Child pornography results in the removal of the Tumblr app
Apple removed the app for Tumblr, a social media and blogging website with over 400 million active blogs, from its app store on Nov. 16, with many pointing a finger at the presence of child pornography on the website. On Nov. 19, Tumblr released a statement indicating that certain content was missing from its database, which would have allowed the site to catch the illicit material.
In their statement, Tumblr representatives wrote, “We’re committed to helping build a safe online environment for all users, and we have a zero tolerance policy when it comes to media featuring child sexual exploitation and abuse.” Mentioning their partnership with the National Center for Missing and Exploited Children, the representatives continued, “Every image uploaded to Tumblr is scanned against an industry database of known child sexual abuse material, and images that are detected never reach the platform. A routine audit discovered content on our platform that had not yet been included in the industry database.”

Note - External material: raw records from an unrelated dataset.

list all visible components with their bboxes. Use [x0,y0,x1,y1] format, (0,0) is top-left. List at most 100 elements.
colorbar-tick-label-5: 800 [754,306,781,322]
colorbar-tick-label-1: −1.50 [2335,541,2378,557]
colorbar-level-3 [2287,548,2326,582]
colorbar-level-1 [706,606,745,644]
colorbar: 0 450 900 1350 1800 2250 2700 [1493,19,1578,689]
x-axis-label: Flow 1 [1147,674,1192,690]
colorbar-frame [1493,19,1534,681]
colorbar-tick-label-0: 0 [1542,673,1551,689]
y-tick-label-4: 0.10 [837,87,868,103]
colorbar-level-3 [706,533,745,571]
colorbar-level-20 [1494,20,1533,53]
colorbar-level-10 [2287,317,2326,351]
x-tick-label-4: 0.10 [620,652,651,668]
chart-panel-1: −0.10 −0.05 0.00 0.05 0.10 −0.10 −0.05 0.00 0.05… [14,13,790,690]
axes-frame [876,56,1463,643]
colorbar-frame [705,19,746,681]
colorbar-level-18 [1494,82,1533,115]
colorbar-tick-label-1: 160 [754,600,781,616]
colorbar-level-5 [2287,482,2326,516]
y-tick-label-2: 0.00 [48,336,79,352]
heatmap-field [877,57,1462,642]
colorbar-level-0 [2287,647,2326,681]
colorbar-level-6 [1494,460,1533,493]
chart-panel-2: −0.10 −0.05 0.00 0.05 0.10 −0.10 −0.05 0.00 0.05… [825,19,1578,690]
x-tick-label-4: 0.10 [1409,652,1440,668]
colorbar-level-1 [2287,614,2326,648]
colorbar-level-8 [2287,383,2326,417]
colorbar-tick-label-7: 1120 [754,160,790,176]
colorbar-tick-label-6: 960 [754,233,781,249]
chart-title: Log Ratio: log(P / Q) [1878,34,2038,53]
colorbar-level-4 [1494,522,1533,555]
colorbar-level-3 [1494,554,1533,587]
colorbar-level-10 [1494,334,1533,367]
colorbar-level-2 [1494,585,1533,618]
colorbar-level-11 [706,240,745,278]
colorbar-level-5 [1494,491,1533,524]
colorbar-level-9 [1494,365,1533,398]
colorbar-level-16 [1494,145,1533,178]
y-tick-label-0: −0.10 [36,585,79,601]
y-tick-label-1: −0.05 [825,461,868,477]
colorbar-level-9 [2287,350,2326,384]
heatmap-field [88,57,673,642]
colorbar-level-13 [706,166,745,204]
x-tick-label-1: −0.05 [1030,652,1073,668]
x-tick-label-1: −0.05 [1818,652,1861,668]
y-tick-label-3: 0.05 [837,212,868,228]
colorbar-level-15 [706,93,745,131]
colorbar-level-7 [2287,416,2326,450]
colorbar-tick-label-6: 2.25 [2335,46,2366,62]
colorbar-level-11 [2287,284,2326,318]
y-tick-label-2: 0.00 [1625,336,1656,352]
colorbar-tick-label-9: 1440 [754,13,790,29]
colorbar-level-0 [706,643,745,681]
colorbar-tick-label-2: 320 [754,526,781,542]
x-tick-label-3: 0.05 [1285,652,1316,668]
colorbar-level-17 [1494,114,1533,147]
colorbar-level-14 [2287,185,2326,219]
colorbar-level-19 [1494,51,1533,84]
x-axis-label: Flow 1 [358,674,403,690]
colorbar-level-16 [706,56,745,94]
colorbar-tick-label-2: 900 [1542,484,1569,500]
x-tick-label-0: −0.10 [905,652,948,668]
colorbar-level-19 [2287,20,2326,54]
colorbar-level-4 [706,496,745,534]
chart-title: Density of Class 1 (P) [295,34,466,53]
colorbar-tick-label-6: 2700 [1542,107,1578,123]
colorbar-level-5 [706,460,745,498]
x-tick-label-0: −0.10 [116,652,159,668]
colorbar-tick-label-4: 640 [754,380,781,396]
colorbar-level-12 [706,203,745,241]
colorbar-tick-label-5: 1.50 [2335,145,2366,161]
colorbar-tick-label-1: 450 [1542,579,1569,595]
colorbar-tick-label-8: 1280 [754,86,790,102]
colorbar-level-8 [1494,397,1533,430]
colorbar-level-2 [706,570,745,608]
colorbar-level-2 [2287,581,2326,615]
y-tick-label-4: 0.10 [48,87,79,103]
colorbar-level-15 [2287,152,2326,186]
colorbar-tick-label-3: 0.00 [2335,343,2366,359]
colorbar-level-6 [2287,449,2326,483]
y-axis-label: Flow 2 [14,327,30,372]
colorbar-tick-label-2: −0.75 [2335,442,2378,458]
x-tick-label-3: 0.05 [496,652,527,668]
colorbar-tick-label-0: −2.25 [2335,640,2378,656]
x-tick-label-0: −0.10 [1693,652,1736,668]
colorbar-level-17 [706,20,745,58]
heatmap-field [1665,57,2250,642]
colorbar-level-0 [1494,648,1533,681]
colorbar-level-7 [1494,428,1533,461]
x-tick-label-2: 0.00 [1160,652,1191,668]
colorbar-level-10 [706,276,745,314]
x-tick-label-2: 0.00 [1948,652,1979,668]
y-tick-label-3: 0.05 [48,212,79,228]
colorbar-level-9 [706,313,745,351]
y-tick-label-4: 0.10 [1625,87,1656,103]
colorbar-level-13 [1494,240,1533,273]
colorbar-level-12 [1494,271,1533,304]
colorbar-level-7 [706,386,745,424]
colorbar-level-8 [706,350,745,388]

Apple’s app guidelines state that “apps that solicit, promote, or encourage criminal or clearly reckless behavior will be rejected. In extreme cases, such as apps that are found to facilitate human trafficking and/or the exploitation of children, appropriate authorities will be notified.” Apple previously removed Telegram from its app store due to its use in the distribution of child pornography. It is unclear if legal action has been taken against Tumblr. Apple did not respond to a request for comment.
Tumblr experienced similar incidents in the past when its site was briefly banned in Indonesia for mature content. The government of South Korea asked the blog to do a better job moderating such content. Earlier this year, an associate professor at CUNY filed a suit alleging that Tumblr had been used as a site for posting revenge porn — an ex-boyfriend posted intimate images non-consensually online.
Statements from Tumblr over the first days after the app’s removal did not indicate that illicit material was involved. The site only released its Nov. 19 statement after an article appeared on CNET’s software-focused website, Download.com, stating the app’s removal was due to child pornography.
As of press time, the site has not returned to the app store, but those who have previously downloaded the app are still able to redownload it through their “Purchased” collection. Tumblr links to the app from its website, though clicking on the app link leads to an XML error page or a broken link in iTunes.
Some Tumblr users stated they had been complaining about child pornography and bots posting illicit materials. Others have been complaining that their blogs were erased, likely as part of Tumblr’s attempts to clean up its content. Tumblr has given no indication for when the app will return to Apple’s App Store, but the site’s language since Nov. 16 has been optimistic.